Begum suffered through the storm in her home outside one of the longstanding makeshift camps, called Leda. She pays occasional rent to a local man who found her and her neighbors living on the streets. But money can be difficult to come by.
Many refugees turn to the sea, setting out each day in wooden U-shaped fishing boats that can trap them in a life of debt.
Aman Ullah, 30, came to Bangladesh a decade ago and now lives along the tree line near the beach. He and four other fishermen work on a boat owned by a Bangladeshi man who gave them a startup loan of $125 several years ago. Now the boat owner gets half of each day’s profits, leaving each worker with a cut of just one-tenth of the total. Often, Ullah and his crewmates will take home just a dollar or two, not enough to afford the fish they catch.

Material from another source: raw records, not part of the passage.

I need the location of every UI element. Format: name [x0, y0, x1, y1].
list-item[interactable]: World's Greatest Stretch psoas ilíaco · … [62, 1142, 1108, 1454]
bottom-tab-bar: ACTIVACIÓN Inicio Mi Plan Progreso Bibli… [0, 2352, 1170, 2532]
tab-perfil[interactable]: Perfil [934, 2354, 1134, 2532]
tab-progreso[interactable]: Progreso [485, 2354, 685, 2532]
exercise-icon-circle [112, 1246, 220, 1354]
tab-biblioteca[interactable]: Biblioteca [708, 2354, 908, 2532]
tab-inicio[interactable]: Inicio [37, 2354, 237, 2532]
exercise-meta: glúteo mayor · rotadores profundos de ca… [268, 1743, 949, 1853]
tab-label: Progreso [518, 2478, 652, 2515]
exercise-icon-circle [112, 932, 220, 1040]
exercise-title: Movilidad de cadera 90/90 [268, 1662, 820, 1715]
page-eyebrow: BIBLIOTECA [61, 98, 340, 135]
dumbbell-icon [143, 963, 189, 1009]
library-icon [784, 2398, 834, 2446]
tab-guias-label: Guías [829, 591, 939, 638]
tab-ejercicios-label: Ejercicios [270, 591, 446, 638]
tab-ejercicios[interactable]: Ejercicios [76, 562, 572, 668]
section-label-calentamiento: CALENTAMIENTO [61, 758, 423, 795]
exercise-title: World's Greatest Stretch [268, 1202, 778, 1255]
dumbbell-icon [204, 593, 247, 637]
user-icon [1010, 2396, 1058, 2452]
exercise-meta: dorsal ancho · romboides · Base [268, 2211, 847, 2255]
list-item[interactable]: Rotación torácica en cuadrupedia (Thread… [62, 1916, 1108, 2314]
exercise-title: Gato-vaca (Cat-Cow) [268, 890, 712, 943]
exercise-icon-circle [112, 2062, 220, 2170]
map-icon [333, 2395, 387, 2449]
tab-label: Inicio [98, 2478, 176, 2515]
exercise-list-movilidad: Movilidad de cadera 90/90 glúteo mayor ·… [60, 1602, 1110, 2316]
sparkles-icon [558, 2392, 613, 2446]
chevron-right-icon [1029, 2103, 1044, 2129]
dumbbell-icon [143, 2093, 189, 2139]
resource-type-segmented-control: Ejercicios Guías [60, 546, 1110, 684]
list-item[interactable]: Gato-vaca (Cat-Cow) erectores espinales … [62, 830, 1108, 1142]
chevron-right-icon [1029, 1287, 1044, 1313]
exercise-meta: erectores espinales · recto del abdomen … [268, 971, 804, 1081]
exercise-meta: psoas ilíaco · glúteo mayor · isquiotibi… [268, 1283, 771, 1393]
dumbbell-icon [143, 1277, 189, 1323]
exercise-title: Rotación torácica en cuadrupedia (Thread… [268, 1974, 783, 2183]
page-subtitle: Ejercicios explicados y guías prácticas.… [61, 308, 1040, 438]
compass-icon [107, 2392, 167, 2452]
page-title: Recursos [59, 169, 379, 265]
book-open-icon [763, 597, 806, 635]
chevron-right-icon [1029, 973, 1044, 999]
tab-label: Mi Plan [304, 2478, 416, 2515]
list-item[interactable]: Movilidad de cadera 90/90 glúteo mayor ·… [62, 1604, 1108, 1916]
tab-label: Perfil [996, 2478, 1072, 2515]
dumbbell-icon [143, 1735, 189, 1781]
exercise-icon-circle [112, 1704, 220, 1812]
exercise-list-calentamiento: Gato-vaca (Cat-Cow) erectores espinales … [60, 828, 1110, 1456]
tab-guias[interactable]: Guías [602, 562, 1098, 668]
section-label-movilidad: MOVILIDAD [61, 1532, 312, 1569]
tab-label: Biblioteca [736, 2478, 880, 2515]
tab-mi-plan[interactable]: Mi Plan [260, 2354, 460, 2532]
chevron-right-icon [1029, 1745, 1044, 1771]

“Just life with rice,” he said.
Ullah remains indebted to the boat owner and can’t leave until he repays the original loan. Occasionally, he said, the owner beats him and his crewmates if the catch is low or if they don’t follow his instructions.
Still, Ullah and his family of six children feel safe in Bangladesh. They are scraping by, he explained, but at least they are living.
After escaping Myanmar, the Rohingya refugees may be forced to move once again.
In January, Bangladesh issued a directive calling for refugees to be relocated to an isolated island hours from the mainland, called Thengar Char. The island floods during bad storms and is believed to be frequented by gangs of pirates.
“The new arrivals are afraid of Thengar Char island,” said Mohammad Dudu Mir, 47, a Rohingya refugee who has been in Bangladesh since 2003. “Many people [don’t] like to go there because they are afraid of the cyclone and flooding.”
Bangladesh has toyed with the idea of relocating the refugees for years, and some watchers believe that Thengar Char is just an idle threat. Government spokespeople did not respond to an inquiry about efforts to relocate the refugees.
Shinji Kubo, the Bangladesh country representative for the UN’s refugee agency, is not quick to dismiss the plan.
“It has come from the highest level of government leadership, so there is a degree of seriousness and general intention to try and address it by relocating people out of this location,” he said.
Kubo’s office has declined to explicitly endorse or criticize the plan, since details remain murky. “But as long as it is done through a consultative and voluntary process, clearly benefiting the refugees [and] improving the well-being of refugees, it is probably up to the government’s decision,” he said. “But we are quite far before that.”
Locals in Bangladesh aren’t entirely sold on Thengar Char either.
“If you take huge numbers of Rohingyas at Thengar Char, other Rohingyas are coming from Myanmar. They are taking their place,” said Norun Hudar, the secretary of the small village of Whaikhyang, near the Myanmar border.
Instead, he said, Bangladesh should build a fence along its border with Myanmar, “just like Donald Trump” and the US president’s proposal for the US-Mexico border. Buddhist nationalists in Myanmar have proposed a similar solution, to stop what they allege are unauthorized immigrants from Bangladesh coming into their country.
Mohammad Ponir Hossain/Reuters
For Begum, anything is preferable to the violence she escaped back home.
“If we have to go to Thengar Char, it is better than if we go to Myanmar,” she said.
As hotels continue to rise around Cox’s Bazar, locals grumble that the government is ignoring the refugee situation. If the pressure continues to grow, the promise of tourist dollars may compel it to tell the Rohingya to keep moving.
Julian Hattem reported from Cox's Bazar, Bangladesh. His reporting was supported by the International Reporting Project.